Sebenarnya Cenora ragu dengan janji Teodor, tetapi ia juga tidak bisa memungkiri bahwa incubus itu adalah makhluk kepercayaan pemimpin klan. Mudah baginya untuk meyakinkan sang pemimpin agar ia boleh memasuki Hoia Baciu.
Cenora menanti kabar baik dari Teodor, tetapi entah ke mana incubus tersebut. Sudah hampir seminggu ia tidak pernah bertemu atau sekadar berpapasan dengan lelaki itu. Ia pernah bertanya pada salah seorang succubus yang Cenora tahu adalah saudari Teodor, tetapi tidak mendapat jawaban.
Kalau sampai besok incubus itu tidak muncul juga, aku akan pergi sendiri. Cenora sudah membulatkan tekad. Ia tidak bisa menunda keberangkatan lebih lama lagi karena waktu terus berjalan. Terlebih tahun ini merupakan usia terbaiknya, masa ketika semua makhluk merasa dirinya yang tercantik di dunia. Terlepas dari kepala ular, Cenora memiliki bentuk tubuh ramping dan sintal pada bagian yang tepat. Matanya tajam berwarna zamrud, bibir merah tebal, dan hidung mancung. Jangan lupa ada belahan kecil pada dagu dan lesung pipi yang semakin memperindah senyumnya. Ia tidak akan mau menunggu dua puluh tahun berikutnya.
"Merindukanku?" Tak perlu melihat untuk tahu siapa pemilik suara berat itu. Akhirnya makhluk yang ditunggu-tunggu muncul juga. Teodor duduk tepat di sampingnya tanpa mengatakan apa pun lagi.
"Ke mana saja kau?"
Cukup lama tak ada jawaban dari incubus itu dan Cenora memilih ikut diam. Ia hanya menatap lurus ke depan, seakan menerawang sesuatu. Hingga tiba-tiba ia merasakan hawa dingin saat Teodor menggenggam dan meremas tangannya. "Aku akan menceritakan semua nanti. Bersiap-siaplah. Kita akan berangkat malam ini."
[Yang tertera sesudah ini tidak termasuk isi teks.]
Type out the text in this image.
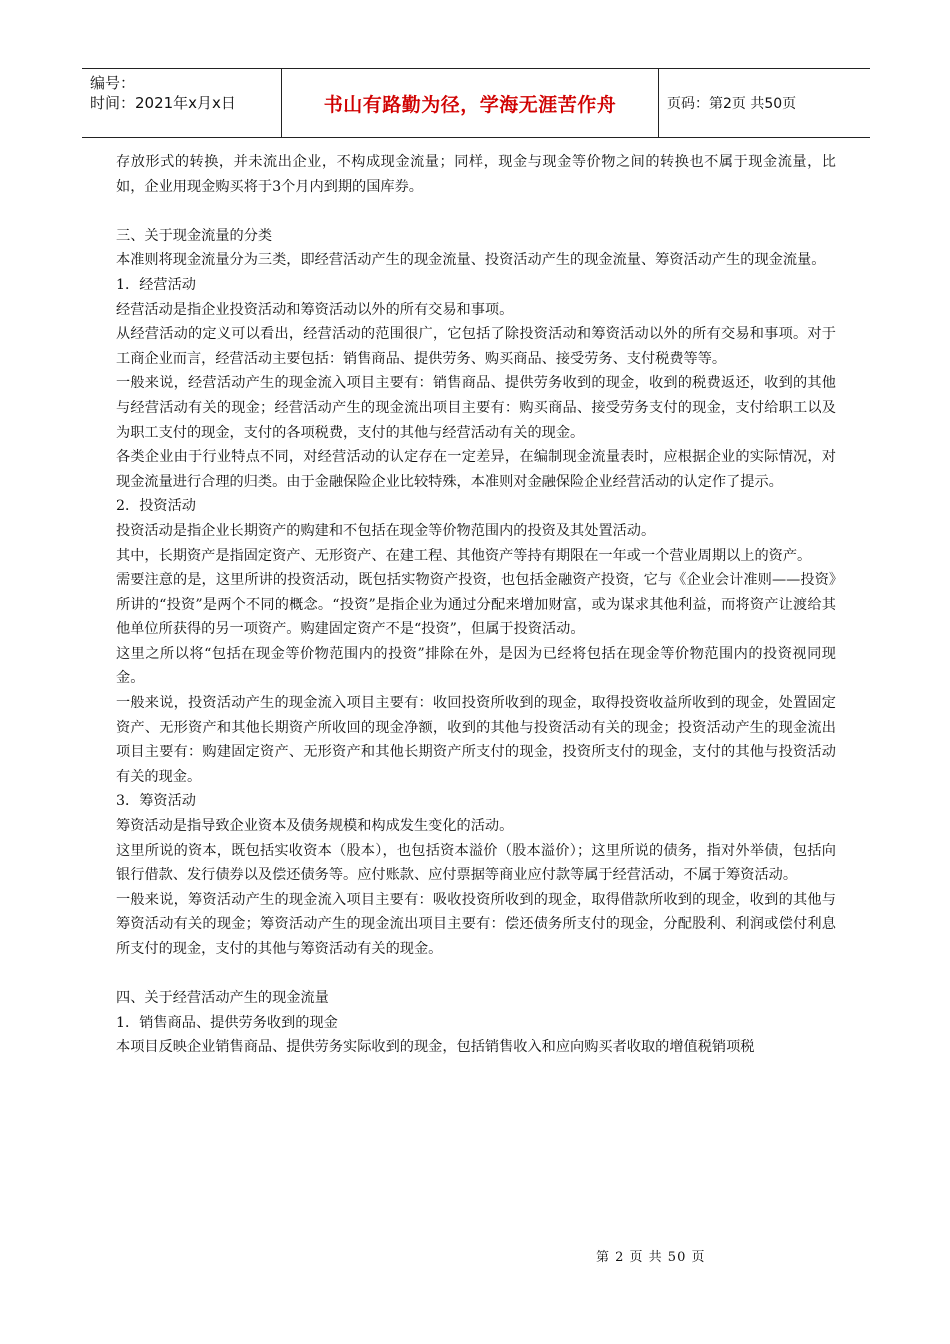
编号：
时间：2021年x月x日	书山有路勤为径，学海无涯苦作舟	页码：第2页 共50页

存放形式的转换，并未流出企业，不构成现金流量；同样，现金与现金等价物之间的转换也不属于现金流量，比如，企业用现金购买将于3个月内到期的国库券。

三、关于现金流量的分类

本准则将现金流量分为三类，即经营活动产生的现金流量、投资活动产生的现金流量、筹资活动产生的现金流量。

1．经营活动

经营活动是指企业投资活动和筹资活动以外的所有交易和事项。

从经营活动的定义可以看出，经营活动的范围很广，它包括了除投资活动和筹资活动以外的所有交易和事项。对于工商企业而言，经营活动主要包括：销售商品、提供劳务、购买商品、接受劳务、支付税费等等。

一般来说，经营活动产生的现金流入项目主要有：销售商品、提供劳务收到的现金，收到的税费返还，收到的其他与经营活动有关的现金；经营活动产生的现金流出项目主要有：购买商品、接受劳务支付的现金，支付给职工以及为职工支付的现金，支付的各项税费，支付的其他与经营活动有关的现金。

各类企业由于行业特点不同，对经营活动的认定存在一定差异，在编制现金流量表时，应根据企业的实际情况，对现金流量进行合理的归类。由于金融保险企业比较特殊，本准则对金融保险企业经营活动的认定作了提示。

2．投资活动

投资活动是指企业长期资产的购建和不包括在现金等价物范围内的投资及其处置活动。

其中，长期资产是指固定资产、无形资产、在建工程、其他资产等持有期限在一年或一个营业周期以上的资产。

需要注意的是，这里所讲的投资活动，既包括实物资产投资，也包括金融资产投资，它与《企业会计准则——投资》所讲的“投资”是两个不同的概念。“投资”是指企业为通过分配来增加财富，或为谋求其他利益，而将资产让渡给其他单位所获得的另一项资产。购建固定资产不是“投资”，但属于投资活动。

这里之所以将“包括在现金等价物范围内的投资”排除在外，是因为已经将包括在现金等价物范围内的投资视同现金。

一般来说，投资活动产生的现金流入项目主要有：收回投资所收到的现金，取得投资收益所收到的现金，处置固定资产、无形资产和其他长期资产所收回的现金净额，收到的其他与投资活动有关的现金；投资活动产生的现金流出项目主要有：购建固定资产、无形资产和其他长期资产所支付的现金，投资所支付的现金，支付的其他与投资活动有关的现金。

3．筹资活动

筹资活动是指导致企业资本及债务规模和构成发生变化的活动。

这里所说的资本，既包括实收资本（股本），也包括资本溢价（股本溢价）；这里所说的债务，指对外举债，包括向银行借款、发行债券以及偿还债务等。应付账款、应付票据等商业应付款等属于经营活动，不属于筹资活动。

一般来说，筹资活动产生的现金流入项目主要有：吸收投资所收到的现金，取得借款所收到的现金，收到的其他与筹资活动有关的现金；筹资活动产生的现金流出项目主要有：偿还债务所支付的现金，分配股利、利润或偿付利息所支付的现金，支付的其他与筹资活动有关的现金。

四、关于经营活动产生的现金流量

1．销售商品、提供劳务收到的现金

本项目反映企业销售商品、提供劳务实际收到的现金，包括销售收入和应向购买者收取的增值税销项税

第 2 页 共 50 页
Akhirnya! Itu berarti mereka sudah mendapat izin dari pemimpin klan, bukan? Cenora ingin bersorak, tetapi ada rasa yang mengganjal hati. Sikap Teodor agak berbeda dari biasanya. Entah apa yang terjadi pada lelaki itu selama seminggu mereka tidak bertemu. Sudahlah. Ia tidak ingin terlalu memikirkan incubus tersebut.
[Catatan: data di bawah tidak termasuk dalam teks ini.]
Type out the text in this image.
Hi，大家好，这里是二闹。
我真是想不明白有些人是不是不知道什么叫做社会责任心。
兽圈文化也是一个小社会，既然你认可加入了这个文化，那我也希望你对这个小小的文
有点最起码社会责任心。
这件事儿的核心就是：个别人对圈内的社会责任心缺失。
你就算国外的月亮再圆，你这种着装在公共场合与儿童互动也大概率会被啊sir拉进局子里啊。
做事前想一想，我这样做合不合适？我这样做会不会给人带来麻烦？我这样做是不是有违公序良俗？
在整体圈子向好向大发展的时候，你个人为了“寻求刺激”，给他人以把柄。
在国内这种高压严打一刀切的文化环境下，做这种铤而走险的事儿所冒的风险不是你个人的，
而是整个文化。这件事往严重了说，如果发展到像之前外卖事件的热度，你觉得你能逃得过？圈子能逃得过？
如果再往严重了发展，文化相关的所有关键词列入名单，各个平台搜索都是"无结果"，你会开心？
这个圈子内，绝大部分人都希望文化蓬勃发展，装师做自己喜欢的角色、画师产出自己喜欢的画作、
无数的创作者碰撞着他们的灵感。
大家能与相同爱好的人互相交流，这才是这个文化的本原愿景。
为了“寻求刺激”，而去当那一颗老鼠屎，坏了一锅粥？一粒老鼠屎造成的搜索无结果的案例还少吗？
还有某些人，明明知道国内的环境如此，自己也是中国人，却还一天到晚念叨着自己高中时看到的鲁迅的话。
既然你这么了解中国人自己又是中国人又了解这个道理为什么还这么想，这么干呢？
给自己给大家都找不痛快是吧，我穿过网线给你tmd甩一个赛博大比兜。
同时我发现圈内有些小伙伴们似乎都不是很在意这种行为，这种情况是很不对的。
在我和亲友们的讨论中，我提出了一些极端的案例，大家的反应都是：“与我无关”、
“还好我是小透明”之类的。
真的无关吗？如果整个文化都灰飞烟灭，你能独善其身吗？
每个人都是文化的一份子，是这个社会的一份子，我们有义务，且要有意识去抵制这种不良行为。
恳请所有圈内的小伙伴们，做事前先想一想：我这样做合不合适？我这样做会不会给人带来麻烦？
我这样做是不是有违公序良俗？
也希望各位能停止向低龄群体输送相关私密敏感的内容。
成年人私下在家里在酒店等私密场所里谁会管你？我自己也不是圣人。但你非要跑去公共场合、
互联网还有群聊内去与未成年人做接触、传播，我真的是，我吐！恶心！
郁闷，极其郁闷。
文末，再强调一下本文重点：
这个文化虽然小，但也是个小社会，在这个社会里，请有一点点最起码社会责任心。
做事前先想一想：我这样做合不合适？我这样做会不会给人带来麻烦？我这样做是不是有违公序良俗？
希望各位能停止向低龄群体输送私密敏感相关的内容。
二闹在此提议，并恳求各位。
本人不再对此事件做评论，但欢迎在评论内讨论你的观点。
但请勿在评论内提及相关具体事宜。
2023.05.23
Mereka sudah berpamitan kepada seluruh anggota klan Vest dan mendapat nasihat dari para tetua. Pemimpin klan juga memberi peringatan terhadap berbagai kemungkinan yang terjadi selama berada di Hoia Baciu. Selama di sana mereka tidak boleh berpisah karena Hoia Baciu disebut juga sebagai hutan segitiga bermuda. Begitu manipulatif dan dapat membuat makhluk-makhluk yang memasukinya hilang seketika.
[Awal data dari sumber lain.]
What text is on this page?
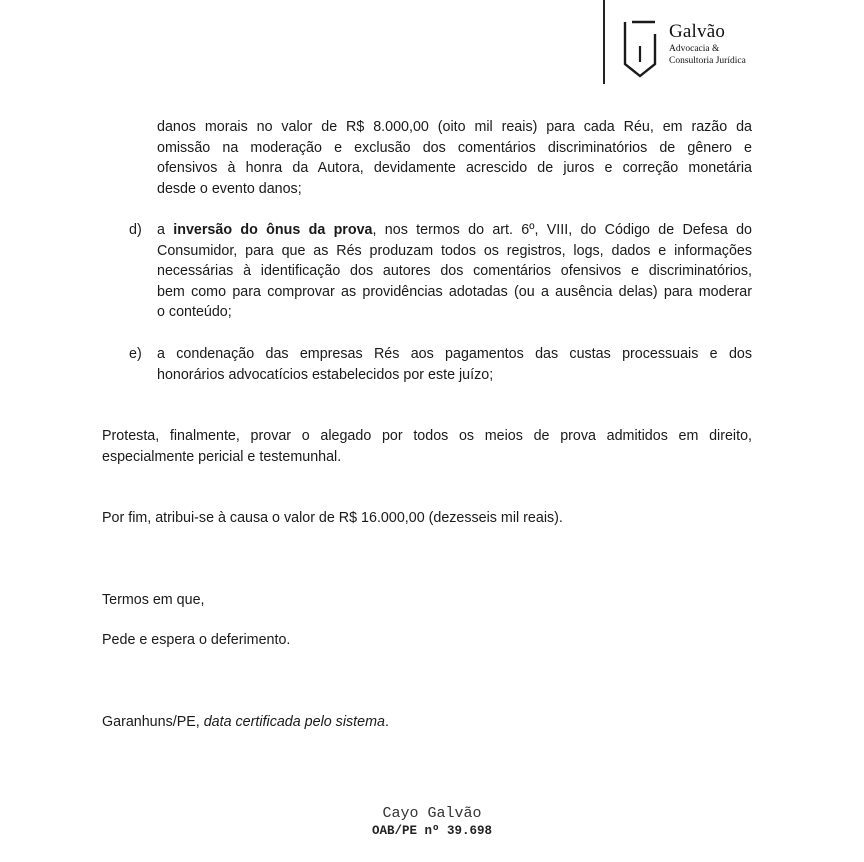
Galvão
Advocacia &
Consultoria Jurídica
danos morais no valor de R$ 8.000,00 (oito mil reais) para cada Réu, em razão da
omissão na moderação e exclusão dos comentários discriminatórios de gênero e
ofensivos à honra da Autora, devidamente acrescido de juros e correção monetária
desde o evento danos;
d) a inversão do ônus da prova, nos termos do art. 6º, VIII, do Código de Defesa do
Consumidor, para que as Rés produzam todos os registros, logs, dados e informações
necessárias à identificação dos autores dos comentários ofensivos e discriminatórios,
bem como para comprovar as providências adotadas (ou a ausência delas) para moderar
o conteúdo;
e) a condenação das empresas Rés aos pagamentos das custas processuais e dos
honorários advocatícios estabelecidos por este juízo;
Protesta, finalmente, provar o alegado por todos os meios de prova admitidos em direito,
especialmente pericial e testemunhal.
Por fim, atribui-se à causa o valor de R$ 16.000,00 (dezesseis mil reais).
Termos em que,
Pede e espera o deferimento.
Garanhuns/PE, data certificada pelo sistema.
Cayo Galvão
OAB/PE nº 39.698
"Ingat, Teodor! Jangan melepaskan pandanganmu sedikit saja dari Cenora!"
"Aku mengerti."
Sungguh berat bagi mereka untuk melepas Cenora pergi, tetapi tidak ada seorang pun yang bisa mencegahnya. Tekad gadis itu terlalu keras dan keinginannya untuk menjadi makhluk abadi memang harus didukung. Seandainya semua berjalan lancar, mereka pun akan merasa lebih tenang karena tidak lagi harus memikirkan bagaimana jika reinkarnasi Medusa mati? Berapa lama lagi mereka menunggu reinkarnasi berikutnya?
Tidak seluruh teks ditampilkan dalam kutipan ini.